Янка Брыль - Повести
Максим присел на мосту, пощупал шею, которую ему в этой неприветливой темноте придавило балкой, помолчал минутку, а потом вдруг залился своим беззвучным смехом. И Толя, как по сигналу, от всей души присоединился к нему.
Хохот их был вдруг прерван собачьим лаем. Ребята оглянулись.
— Добрый вечер, люди! — послышался голос мужчины, точно из-под земли появившегося на берегу. — Тише ты, Мурза! Пошел! Видать, проезжие?
Собака успокоилась, даже обнюхала Максима, обдав его теплым и щекочущим собачьим духом.
Дядька был инвалид, на деревяшке и с ружьем. Он, видимо, сторожил колхозный двор, постройки которого и высокие стога тускло вырисовывались на сером небе.
Толя узнал его: это был Соболь, вчерашний помольщик. Но Толя решил пока помолчать: не очень хотелось признаваться…
А Соболь, видать, не узнал его…
От предложения сторожа — занести вещи к нему в хату, «вот тут, недалеко», а самим пойти в сарай на сено — путники отказались.
— Что вы, будем вам ночь разбивать, — сказал Максим. — Мы ее сейчас вытащим.
Выложили из чайки на мост и перенесли на берег все свое хозяйство, затем дядька прислонил ружье к дереву, и они втроем, покряхтев, выволокли лодку на сушу. Толя сложил пожитки в носу лодки, в головах, и стал готовить ночлег. У него было сено, две плащ-палатки и Максимова, еще военная, шинель.
— А может, все-таки в хату бы, — еще раз предложил сторож, и в голосе его, несмотря на искреннее радушие, послышалась скрытая тревога из-за их соседства с колхозным добром.
Получив в ответ еще одно «спасибо», Соболь стал закуривать.
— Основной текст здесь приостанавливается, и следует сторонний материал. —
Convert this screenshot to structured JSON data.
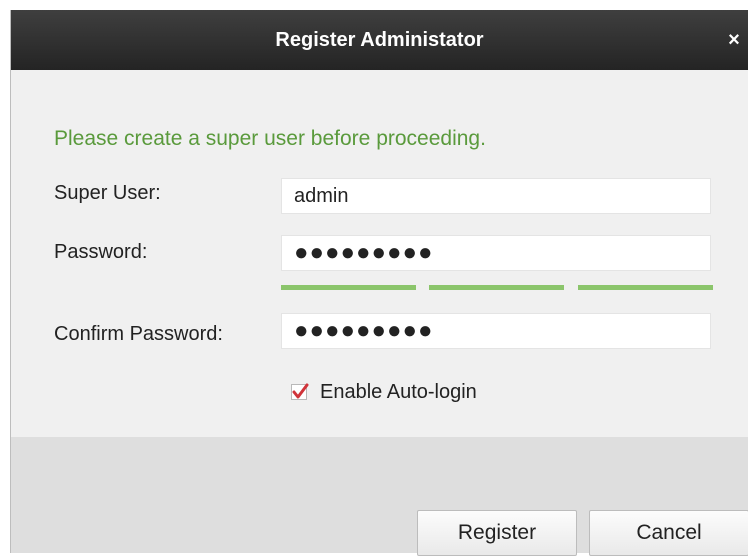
{
  "dialog": {
    "title": "Register Administator",
    "close_label": "×"
  },
  "form": {
    "prompt": "Please create a super user before proceeding.",
    "super_user_label": "Super User:",
    "super_user_value": "admin",
    "password_label": "Password:",
    "password_value": "●●●●●●●●●",
    "confirm_label": "Confirm Password:",
    "confirm_value": "●●●●●●●●●",
    "password_strength_segments_filled": 3,
    "auto_login_label": "Enable Auto-login",
    "auto_login_checked": true
  },
  "buttons": {
    "register": "Register",
    "cancel": "Cancel"
  },
  "colors": {
    "title_bar": "#2f2f2f",
    "prompt_text": "#5a9a3c",
    "strength_bar": "#8bc56b",
    "checkmark": "#d0343a"
  },
  "icons": {
    "close": "close-icon",
    "checkbox": "checkmark-icon"
  }
}
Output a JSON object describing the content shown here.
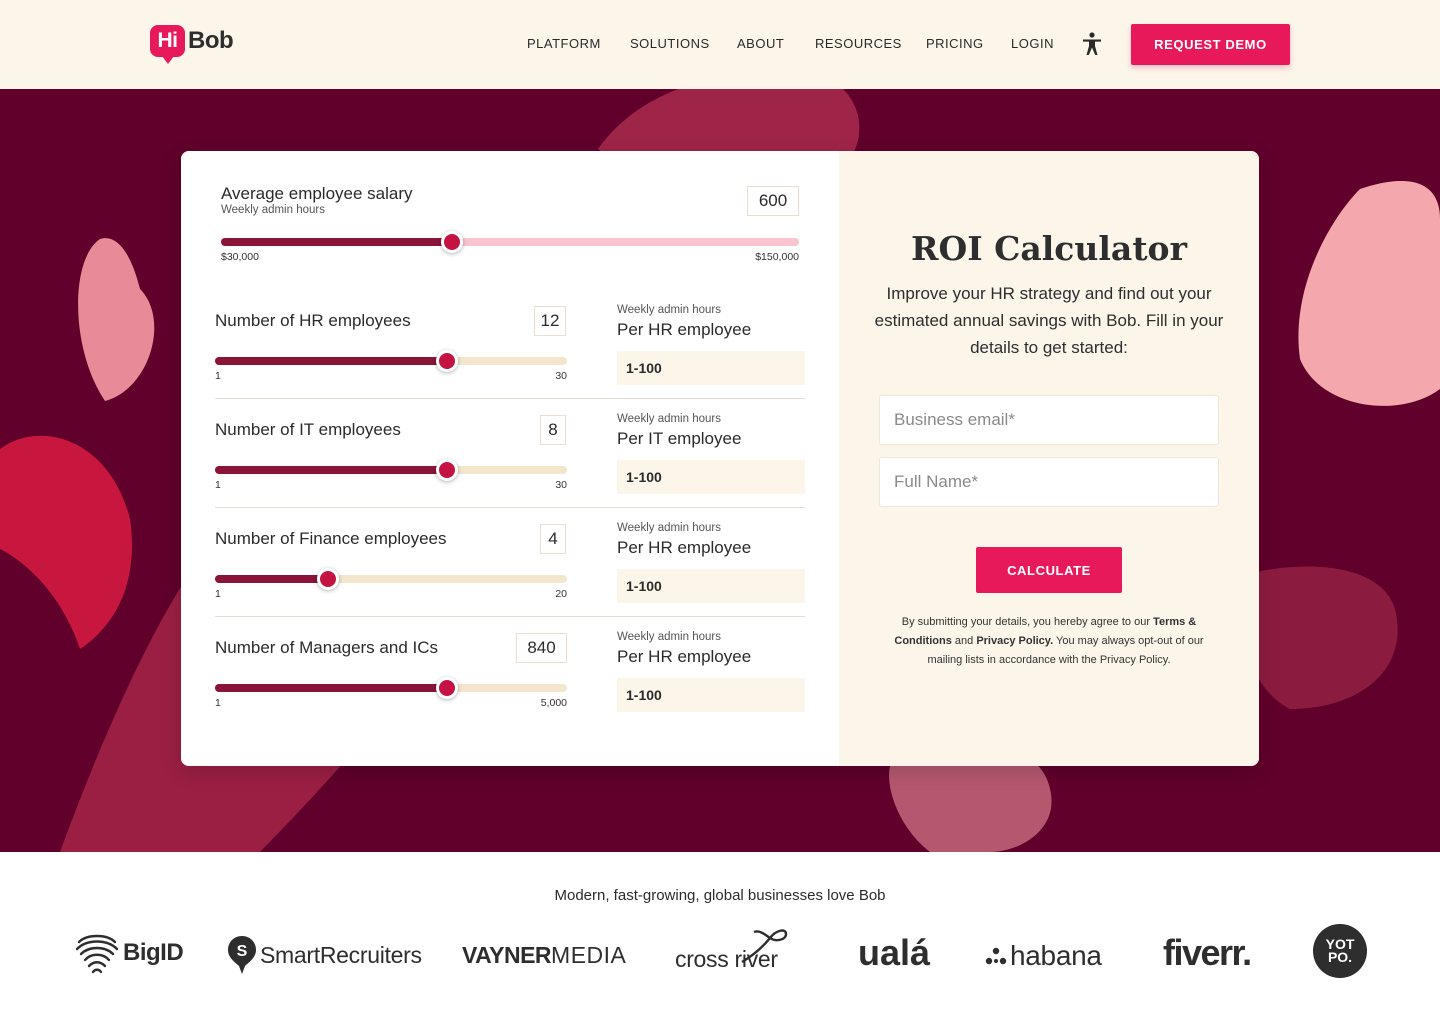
{
  "header": {
    "logo_hi": "Hi",
    "logo_bob": "Bob",
    "nav": [
      "PLATFORM",
      "SOLUTIONS",
      "ABOUT",
      "RESOURCES",
      "PRICING",
      "LOGIN"
    ],
    "demo_button": "REQUEST DEMO"
  },
  "calculator": {
    "salary": {
      "label": "Average employee salary",
      "sublabel": "Weekly admin hours",
      "value": "600",
      "min_label": "$30,000",
      "max_label": "$150,000",
      "fill_fraction": 0.4
    },
    "rows": [
      {
        "label": "Number of HR employees",
        "value": "12",
        "min": "1",
        "max": "30",
        "fill_fraction": 0.66,
        "weekly": "Weekly admin hours",
        "per": "Per HR employee",
        "range": "1-100"
      },
      {
        "label": "Number of IT employees",
        "value": "8",
        "min": "1",
        "max": "30",
        "fill_fraction": 0.66,
        "weekly": "Weekly admin hours",
        "per": "Per IT employee",
        "range": "1-100"
      },
      {
        "label": "Number of Finance employees",
        "value": "4",
        "min": "1",
        "max": "20",
        "fill_fraction": 0.32,
        "weekly": "Weekly admin hours",
        "per": "Per HR employee",
        "range": "1-100"
      },
      {
        "label": "Number of Managers and ICs",
        "value": "840",
        "min": "1",
        "max": "5,000",
        "fill_fraction": 0.66,
        "weekly": "Weekly admin hours",
        "per": "Per HR employee",
        "range": "1-100"
      }
    ]
  },
  "roi": {
    "title": "ROI Calculator",
    "description": "Improve your HR strategy and find out your estimated annual savings with Bob. Fill in your details to get started:",
    "email_placeholder": "Business email*",
    "name_placeholder": "Full Name*",
    "calculate": "CALCULATE",
    "legal_1": "By submitting your details, you hereby agree to our",
    "terms": "Terms & Conditions",
    "and": "and",
    "privacy": "Privacy Policy.",
    "legal_2": "You may always opt-out of our mailing lists in accordance with the Privacy Policy."
  },
  "customers": {
    "title": "Modern, fast-growing, global businesses love Bob",
    "logos": [
      "BigID",
      "SmartRecruiters",
      "VAYNER",
      "MEDIA",
      "cross river",
      "ualá",
      "habana",
      "fiverr.",
      "YOT",
      "PO."
    ]
  },
  "colors": {
    "brand": "#e8195b",
    "hero_bg": "#60002b",
    "slider_fill": "#8a1538",
    "cream": "#fcf6ea"
  }
}
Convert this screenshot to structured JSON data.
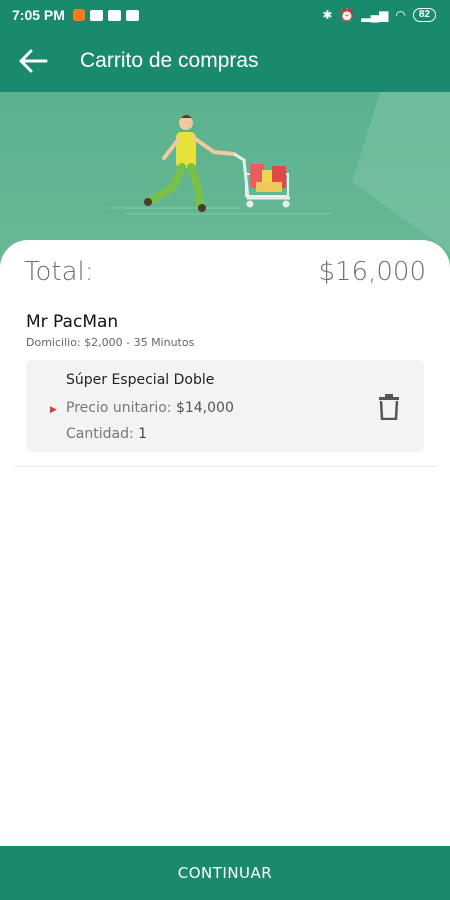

— Давайте моего, — протянул он хлопцам кисет. — Самосадику. Островецкого. А про новость вы, конечно, слыхали?
— Какую?
— Как это какую?.. А про налог?
— А что? — спросил Максим, незаметно толкнув Толю локтем.
— Как это что? Я сам по радио слушал, вот так, как с вами говорю. А сегодня мужики еще раз читали в газете, кто не слышал, да и кто слышал. Облегчение нашему брату. А как же! И налог убавили, и недоимки все скостили. И как это вы не слышали, а?
В голосе инвалида снова зазвучала нотка тревоги: что такие за люди — свои, не свои?.. И с ружьем, и часы на руках, и без шапок… Куда это им так не терпится, что и ночью не спят?
Почувствовав тревогу дядьки, Максим сказал:
— Слышали, конечно, и мы. Я, дядька, из Лозовичей, — прибавил он. — Нагорного сын, с мельницы. А это мой товарищ. Ясно?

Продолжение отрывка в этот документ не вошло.